Ma l’odore di letame di cui si compiace gli impedisce di avvertire altri aromi, che pure esistono e
che il vento della vita gli porta dal mare o dai boschi. Quando Carlyle descrive il negro bramoso
solo di mangiare zucche, coglie il generale abbrutimento cui la schiavitù, come ogni altra
oppressione e violenza, induce spesso le proprie vittime. Ma Carlyle non riesce a capire che la vita è
in movimento e in divenire, che le cose possono cambiare e cambiano; non potrebbe mai
immaginare che un secolo più tardi quelle isole caraibiche avrebbero avuto scrittori non meno
grandi di lui — come Walcott o Glissant e — ciò che conta ancora di più— una borghesia nera
francese intraprendente e civile, ad esempio nella Martinica o nella Guadalupa e più in generale in
Francia. Siamo tutti conservatori, riluttanti a credere che le cose possano cambiare e inclini a vivere
il presente come se fosse l’eterno; se nell’ottobre del 1989 qualcuno ci avesse detto che il muro di
Berlino sarebbe presto caduto, lo avremmo preso per un ingenuo sognatore. Carlyle si appella,
contro le utopie umanitarie, alla storia, alle tradizioni, agli usi e costumi secolari, ma vede soltanto
la storia passata e non comprende che essa è vita ossia divenire, che egli non vuol vedere perché
ama, scrive, la permanenza. Mill ragiona più storicamente e più poeticamente di lui, quando gli fa
osservare che, se un albero cresce storto, ciò può derivare dall’aridità del terreno in cui è cresciuto e
che, irrigando quel terreno, si possono far crescere alberi diritti. Il reazionario o meglio anarchicoreazionario si dà sempre il tono di colui che la sa più lunga, che non si lascia incantare dai vuoti e
nobili ideali, che non la beve, come gli «apoti» celebrati da Prezzolini. Il suo disincanto è spesso
lucido, ma scade facilmente nella posa banale dello scettico blu e può finire per essere di una
patetica e credulona ingenuità. Ogni eguaglianza inorridisce Carlyle, che aborre ad esempio la
parificazione delle tasse sullo zucchero.
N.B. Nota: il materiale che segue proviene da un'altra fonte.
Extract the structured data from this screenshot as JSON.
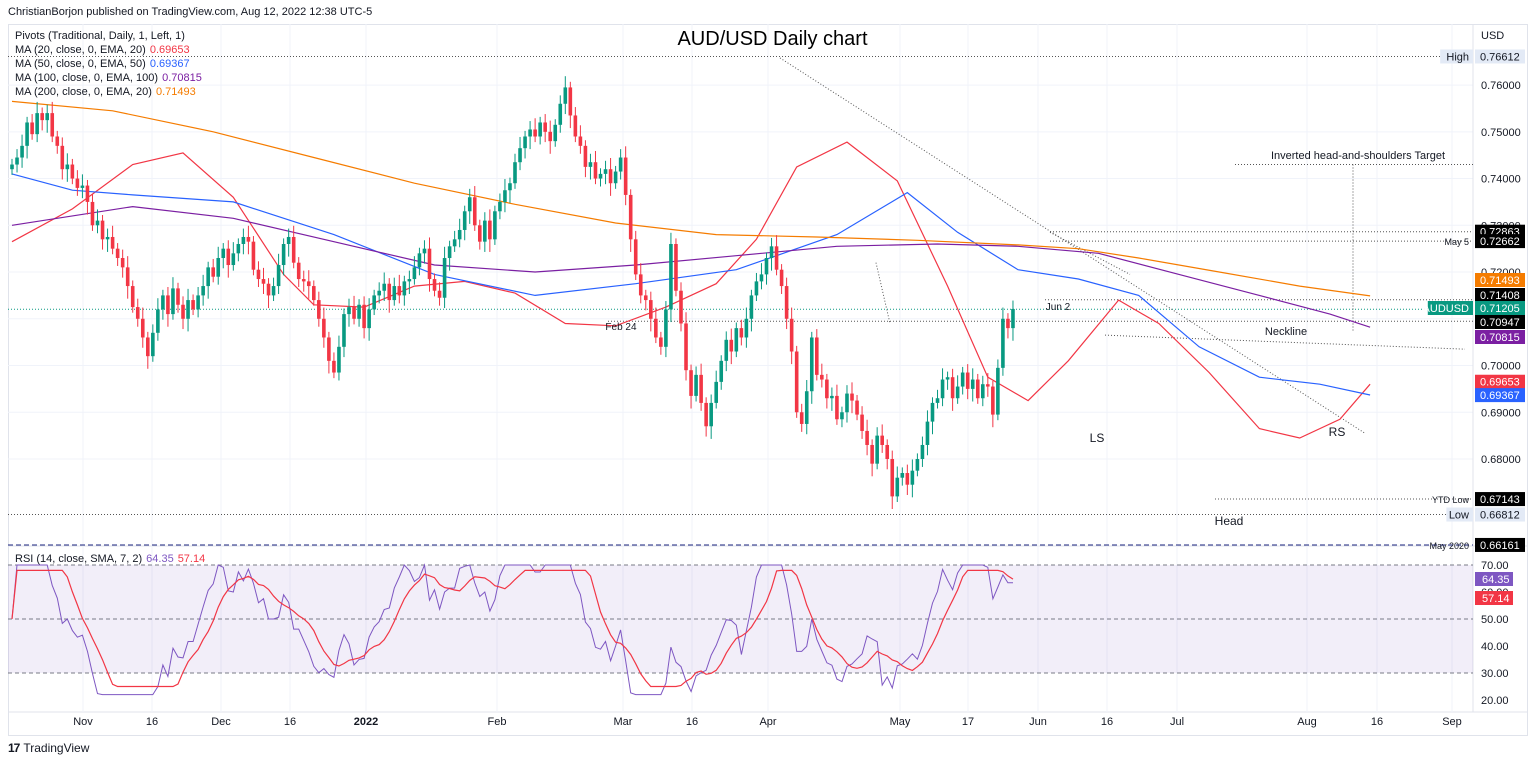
{
  "header": {
    "publisher": "ChristianBorjon published on TradingView.com, Aug 12, 2022 12:38 UTC-5"
  },
  "footer": {
    "brand": "TradingView",
    "logo_icon": "tradingview-logo-icon"
  },
  "indicators": [
    {
      "label": "Pivots (Traditional, Daily, 1, Left, 1)",
      "value": ""
    },
    {
      "label": "MA (20, close, 0, EMA, 20)",
      "value": "0.69653",
      "color": "#f23645"
    },
    {
      "label": "MA (50, close, 0, EMA, 50)",
      "value": "0.69367",
      "color": "#2962ff"
    },
    {
      "label": "MA (100, close, 0, EMA, 100)",
      "value": "0.70815",
      "color": "#7b1fa2"
    },
    {
      "label": "MA (200, close, 0, EMA, 20)",
      "value": "0.71493",
      "color": "#f57c00"
    }
  ],
  "rsi_header": {
    "label": "RSI (14, close, SMA, 7, 2)",
    "rsi_value": "64.35",
    "sma_value": "57.14"
  },
  "chart_data": {
    "type": "candlestick",
    "title": "AUD/USD Daily chart",
    "symbol": "AUDUSD",
    "currency": "USD",
    "ylim": [
      0.6616,
      0.7705
    ],
    "y_ticks": [
      "0.76000",
      "0.75000",
      "0.74000",
      "0.73000",
      "0.72000",
      "0.71000",
      "0.70000",
      "0.69000",
      "0.68000"
    ],
    "x_ticks": [
      "Nov",
      "16",
      "Dec",
      "16",
      "2022",
      "Feb",
      "Mar",
      "16",
      "Apr",
      "May",
      "17",
      "Jun",
      "16",
      "Jul",
      "Aug",
      "16",
      "Sep"
    ],
    "price_labels": [
      {
        "text": "0.76612",
        "label": "High",
        "bg": "#e3eaf6",
        "fg": "#131722"
      },
      {
        "text": "0.72863",
        "label": "",
        "bg": "#000000",
        "fg": "#ffffff"
      },
      {
        "text": "0.72662",
        "label": "May 5",
        "bg": "#000000",
        "fg": "#ffffff"
      },
      {
        "text": "0.71493",
        "label": "",
        "bg": "#f57c00",
        "fg": "#ffffff"
      },
      {
        "text": "0.71408",
        "label": "",
        "bg": "#000000",
        "fg": "#ffffff"
      },
      {
        "text": "0.71205",
        "label": "AUDUSD",
        "bg": "#089981",
        "fg": "#ffffff"
      },
      {
        "text": "0.70947",
        "label": "",
        "bg": "#000000",
        "fg": "#ffffff"
      },
      {
        "text": "0.70815",
        "label": "",
        "bg": "#7b1fa2",
        "fg": "#ffffff"
      },
      {
        "text": "0.69653",
        "label": "",
        "bg": "#f23645",
        "fg": "#ffffff"
      },
      {
        "text": "0.69367",
        "label": "",
        "bg": "#2962ff",
        "fg": "#ffffff"
      },
      {
        "text": "0.67143",
        "label": "YTD Low",
        "bg": "#000000",
        "fg": "#ffffff"
      },
      {
        "text": "0.66812",
        "label": "Low",
        "bg": "#e3eaf6",
        "fg": "#131722"
      },
      {
        "text": "0.66161",
        "label": "May 2020",
        "bg": "#000000",
        "fg": "#ffffff"
      }
    ],
    "annotations": [
      "Inverted head-and-shoulders Target",
      "Neckline",
      "LS",
      "Head",
      "RS",
      "Jun 2",
      "Feb 24",
      "May 5"
    ],
    "series": [
      {
        "name": "MA (20, close, 0, EMA, 20)",
        "color": "#f23645",
        "points": [
          [
            0,
            0.7265
          ],
          [
            12,
            0.7335
          ],
          [
            24,
            0.743
          ],
          [
            34,
            0.7455
          ],
          [
            44,
            0.736
          ],
          [
            54,
            0.7195
          ],
          [
            60,
            0.713
          ],
          [
            70,
            0.7125
          ],
          [
            80,
            0.717
          ],
          [
            90,
            0.718
          ],
          [
            100,
            0.7155
          ],
          [
            110,
            0.709
          ],
          [
            120,
            0.7085
          ],
          [
            130,
            0.7125
          ],
          [
            140,
            0.7175
          ],
          [
            148,
            0.727
          ],
          [
            156,
            0.7425
          ],
          [
            166,
            0.7478
          ],
          [
            176,
            0.7395
          ],
          [
            186,
            0.717
          ],
          [
            194,
            0.6975
          ],
          [
            202,
            0.6925
          ],
          [
            210,
            0.701
          ],
          [
            220,
            0.714
          ],
          [
            228,
            0.709
          ],
          [
            238,
            0.6985
          ],
          [
            248,
            0.6865
          ],
          [
            256,
            0.6845
          ],
          [
            264,
            0.6885
          ],
          [
            270,
            0.696
          ]
        ]
      },
      {
        "name": "MA (50, close, 0, EMA, 50)",
        "color": "#2962ff",
        "points": [
          [
            0,
            0.741
          ],
          [
            12,
            0.7375
          ],
          [
            24,
            0.7365
          ],
          [
            44,
            0.735
          ],
          [
            64,
            0.728
          ],
          [
            84,
            0.7195
          ],
          [
            104,
            0.715
          ],
          [
            124,
            0.7175
          ],
          [
            144,
            0.7205
          ],
          [
            164,
            0.728
          ],
          [
            178,
            0.737
          ],
          [
            188,
            0.7285
          ],
          [
            200,
            0.7205
          ],
          [
            212,
            0.7185
          ],
          [
            224,
            0.715
          ],
          [
            236,
            0.704
          ],
          [
            248,
            0.6975
          ],
          [
            260,
            0.696
          ],
          [
            270,
            0.6937
          ]
        ]
      },
      {
        "name": "MA (100, close, 0, EMA, 100)",
        "color": "#7b1fa2",
        "points": [
          [
            0,
            0.73
          ],
          [
            24,
            0.734
          ],
          [
            44,
            0.7315
          ],
          [
            64,
            0.7265
          ],
          [
            84,
            0.7215
          ],
          [
            104,
            0.72
          ],
          [
            124,
            0.7215
          ],
          [
            144,
            0.7235
          ],
          [
            164,
            0.7255
          ],
          [
            184,
            0.726
          ],
          [
            200,
            0.7255
          ],
          [
            216,
            0.724
          ],
          [
            232,
            0.7195
          ],
          [
            248,
            0.715
          ],
          [
            262,
            0.711
          ],
          [
            270,
            0.7082
          ]
        ]
      },
      {
        "name": "MA (200, close, 0, EMA, 20)",
        "color": "#f57c00",
        "points": [
          [
            0,
            0.7565
          ],
          [
            20,
            0.7545
          ],
          [
            40,
            0.75
          ],
          [
            60,
            0.7445
          ],
          [
            80,
            0.739
          ],
          [
            100,
            0.7345
          ],
          [
            120,
            0.7305
          ],
          [
            140,
            0.728
          ],
          [
            160,
            0.7275
          ],
          [
            180,
            0.7268
          ],
          [
            200,
            0.7258
          ],
          [
            212,
            0.725
          ],
          [
            224,
            0.723
          ],
          [
            240,
            0.72
          ],
          [
            256,
            0.717
          ],
          [
            270,
            0.7149
          ]
        ]
      }
    ],
    "candles_close": [
      0.743,
      0.7445,
      0.747,
      0.752,
      0.7495,
      0.754,
      0.7525,
      0.754,
      0.749,
      0.747,
      0.742,
      0.743,
      0.74,
      0.738,
      0.7385,
      0.735,
      0.73,
      0.731,
      0.727,
      0.7275,
      0.725,
      0.723,
      0.721,
      0.717,
      0.7125,
      0.71,
      0.706,
      0.702,
      0.707,
      0.712,
      0.715,
      0.711,
      0.7165,
      0.713,
      0.71,
      0.714,
      0.712,
      0.715,
      0.717,
      0.721,
      0.719,
      0.723,
      0.725,
      0.7215,
      0.724,
      0.726,
      0.7275,
      0.7265,
      0.7205,
      0.7185,
      0.7175,
      0.715,
      0.717,
      0.7215,
      0.726,
      0.7275,
      0.722,
      0.7185,
      0.718,
      0.717,
      0.714,
      0.71,
      0.706,
      0.701,
      0.6985,
      0.704,
      0.711,
      0.7125,
      0.71,
      0.713,
      0.708,
      0.712,
      0.715,
      0.716,
      0.7175,
      0.714,
      0.717,
      0.715,
      0.718,
      0.7185,
      0.721,
      0.724,
      0.725,
      0.7185,
      0.716,
      0.7145,
      0.723,
      0.7255,
      0.727,
      0.729,
      0.733,
      0.736,
      0.73,
      0.7265,
      0.731,
      0.727,
      0.733,
      0.735,
      0.7375,
      0.739,
      0.7435,
      0.7465,
      0.749,
      0.7505,
      0.749,
      0.752,
      0.75,
      0.748,
      0.7515,
      0.756,
      0.7595,
      0.7535,
      0.749,
      0.747,
      0.7425,
      0.7435,
      0.74,
      0.741,
      0.742,
      0.739,
      0.7415,
      0.7445,
      0.7365,
      0.727,
      0.7195,
      0.715,
      0.714,
      0.71,
      0.706,
      0.704,
      0.712,
      0.726,
      0.716,
      0.709,
      0.699,
      0.6935,
      0.698,
      0.692,
      0.687,
      0.692,
      0.6965,
      0.701,
      0.7055,
      0.703,
      0.708,
      0.706,
      0.71,
      0.715,
      0.718,
      0.7195,
      0.723,
      0.7255,
      0.7205,
      0.717,
      0.71,
      0.703,
      0.69,
      0.6875,
      0.6945,
      0.706,
      0.698,
      0.697,
      0.693,
      0.6935,
      0.6885,
      0.69,
      0.694,
      0.6925,
      0.6895,
      0.686,
      0.683,
      0.679,
      0.685,
      0.683,
      0.68,
      0.672,
      0.676,
      0.677,
      0.6745,
      0.6775,
      0.68,
      0.683,
      0.688,
      0.692,
      0.693,
      0.697,
      0.6975,
      0.693,
      0.6955,
      0.6985,
      0.695,
      0.697,
      0.693,
      0.696,
      0.6955,
      0.6895,
      0.6995,
      0.71,
      0.708,
      0.7121
    ]
  }
}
Il vangelo supremo, il dovere per eccellenza, diviene per lui il lavoro, un lavoro faustiano, cupo,
sferzante, che corrisponde alla legge della sofferenza che regola il mondo e forse aiuta a stordire
quella sofferenza; molti anni dopo, in una stupenda poesia, Kipling esalterà la fatica fisica quale
droga che attutisce la pena di vivere. Mill non sottovaluta certo il lavoro, senza il quale non
potrebbe esistere quel libero mercato a lui caro, ma afferma che esistono valori più alti e che non è
il lavoro in sé, quanto la sua finalità a dare un senso alla vita. Contro ogni mitica differenza
originaria, Mill esalta l’eguaglianza di dignità, diritti e — ove possibile — condizione di partenza
degli uomini, che permette loro di sviluppare liberamente le loro diversità. Con forte pathos poetico,
Carlyle ricorda i grandi marinai inglesi che riposano nel mare della Giamaica, come il coraggioso
colonnello Fortescue o il valoroso colonnello Sedgwick. Ma Mill è ancor più poeta di lui, quando
gli ricorda gli innumerevoli africani senza nome che riposano anch’essi sul fondo di quel mare; è
più poeta, perché sa immaginare concretamente uomini che non ha mai visto e di cui ignora il
nome, li sente reali, veri. Chi ama o almeno rispetta gli uomini può essere altrettanto— o forse
talora ancor più — realista di chi li disprezza.